Our Approach
Complexity, still the primary cause of failure and delay of IT projects, arises from the interaction of concerns.
The fundamental concerns in IT systems are code, form, data, and time — their subtle interactions and couplings combine to have a suffocating impact on software projects.
Our approach to building IT systems is defined by a unique methodology and a set of supporting tools that allow us to keep these four concerns separate, resulting in:
Rapid development of large IT systems
Increased levels of agility and software re-use
Lower maintenance costs
Secure, reliable systems that are robust yet flexible
Time
We believe that systems should be built on the conceptual bedrock of a dual timeline. This provides a universal set of essential capabilities for organizations who operate within disparate and ever-evolving landscapes of information, and who require an accurate and consistent view of information at any point: past, present and future.
The main timeline is fully controllable and it allows for:
Historical corrections
The integration of imported records
The previewable orchestration of future states
The secondary timeline is immutable and provides a guaranteed audit trail, 'built-in'.


Data
Data is fundamental to the creation of software. It will routinely outlive the interpretations we derive from it and the applications we build on top of it. Therefore, we will always seek to lay the foundations of data management independently of a particular application or use-case, and above a common timeline.
Table-based structures, found in spreadsheets and traditional SQL databases, are helpful for displaying and analyzing data, but they are not an appropriate format for storing data.
Tables are insufficient for representing data in its purest form, and this is particularly obvious when modeling sparse data or multi-valued attributes, or coping with the evolution of data over time.
Instead, we believe that data is best recorded as units of facts and relationships, without constraints.
More simply put, we believe graph-oriented systems point us towards the correct approach for data management, and organizations, such as Facebook and Google have proved how powerful the widespread use of graph-structured data can be.
Form
Organizations can unlock different amounts of value from data depending on how they interpret it, how they shape it and the constraints they place on it.
Complex types & tables, schemas & structures, classes & containers, models & metadata, formats & encodings, representations.
These are the forms we construct for interpreting, analyzing and extracting value from our data. Tools such as relational schemas and ontologies are common structures we use for understanding, analyzing and managing our information.
Too often, software developers will attempt to "codify" these structures into their software as types and objects.
By understanding that schema is just another form of data, on a timeline, we let our information systems grow and flex with the businesses they serve. This is how we are able to build maintainable models of the real world.



Code
The software patterns and practices that underlie your application architecture are certainly important, but less fundamentally relevant than making the correct choices with regards to the structure of your data in time.

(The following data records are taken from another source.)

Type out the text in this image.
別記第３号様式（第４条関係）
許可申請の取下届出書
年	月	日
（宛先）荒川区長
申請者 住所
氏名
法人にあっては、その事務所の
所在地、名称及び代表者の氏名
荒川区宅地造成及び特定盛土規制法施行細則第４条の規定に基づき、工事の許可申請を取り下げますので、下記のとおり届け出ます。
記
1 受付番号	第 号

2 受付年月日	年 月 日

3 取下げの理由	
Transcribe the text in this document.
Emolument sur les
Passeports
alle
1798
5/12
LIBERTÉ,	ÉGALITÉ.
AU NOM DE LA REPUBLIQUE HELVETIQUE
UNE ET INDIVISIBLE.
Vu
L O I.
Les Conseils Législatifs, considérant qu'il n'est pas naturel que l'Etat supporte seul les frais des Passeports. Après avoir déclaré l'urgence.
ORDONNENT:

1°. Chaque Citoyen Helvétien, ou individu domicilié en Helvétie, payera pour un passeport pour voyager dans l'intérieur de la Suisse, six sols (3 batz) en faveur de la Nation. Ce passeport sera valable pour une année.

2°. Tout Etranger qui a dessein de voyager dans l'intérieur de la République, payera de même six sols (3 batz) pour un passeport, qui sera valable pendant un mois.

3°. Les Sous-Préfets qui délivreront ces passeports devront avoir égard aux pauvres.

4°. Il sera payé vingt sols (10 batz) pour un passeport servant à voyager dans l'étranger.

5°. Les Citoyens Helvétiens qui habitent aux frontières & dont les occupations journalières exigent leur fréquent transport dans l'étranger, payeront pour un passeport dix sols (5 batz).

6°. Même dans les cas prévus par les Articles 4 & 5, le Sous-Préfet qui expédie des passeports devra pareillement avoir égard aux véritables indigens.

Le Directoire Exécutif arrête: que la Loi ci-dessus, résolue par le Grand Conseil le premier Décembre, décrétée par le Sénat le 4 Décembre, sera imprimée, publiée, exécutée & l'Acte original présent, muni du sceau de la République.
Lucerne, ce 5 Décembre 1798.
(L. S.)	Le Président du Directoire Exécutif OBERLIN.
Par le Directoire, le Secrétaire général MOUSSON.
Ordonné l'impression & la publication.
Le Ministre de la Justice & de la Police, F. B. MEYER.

Assuming those other foundations are in place, we believe that the best approach to code is to keep it short, readable and expressive.
In reality this means we prefer:
Writing modular & generic libraries of functions that operate over many types of data structures
Minimizing the use of state wherever possible
Maintaining declarative structures that avoid the need for reasoning about imperative control flows
By pulling out the state and domain, the remaining code is simple. Developers can focus on writing code to implement business logic, pure functional calculations and derivations, with resulting actions that automate the execution of business processes.
As software complexity is tamed, productivity soars.
Enabling Technologies
We select and develop particular tools and technologies that compose harmoniously, chosen to support our methodology.

XTDB
XTDB is our unbundled bitemporal graph database:
Transactional consistency
Query with Datalog, EQL, or SQL
Pluggable backends include PostgreSQL, Kafka, RocksDB and many more
XTDB provides the data 'time-line' as a value, storing both 'valid' time and 'transaction' time. Queries that are often impossible in other databases are made simple in XTDB.

Clojure
Many object-oriented programming languages coax the developer into coupling code with data.
Functional programming languages pull them apart. Our go-to functional programming language — Clojure — goes further, providing language features to protect simplicity.

Agile
JUXT's leadership is made up of experienced software consultants who have led Agile projects, run Agile training courses and brought Agile methodologies into large organizations.
We have taken the best parts of Agile methodologies and combined them into a process that scales and delivers. We deploy often, provide regular showcases and encourage daily stand-ups. We use best-of-breed tools to provide transparency and to manage project work-streams.

Cloud
We’ve been building systems on AWS since early 2014, over that time we’ve accumulated first-hand knowledge and expertise of managing and automating AWS infrastructure.
Our AWS systems have been successfully audited for PCI DSS compliance and won praise for their operational stability, information security and regulatory compliance. We have experience in meeting GDPR requirements and protecting data privacy.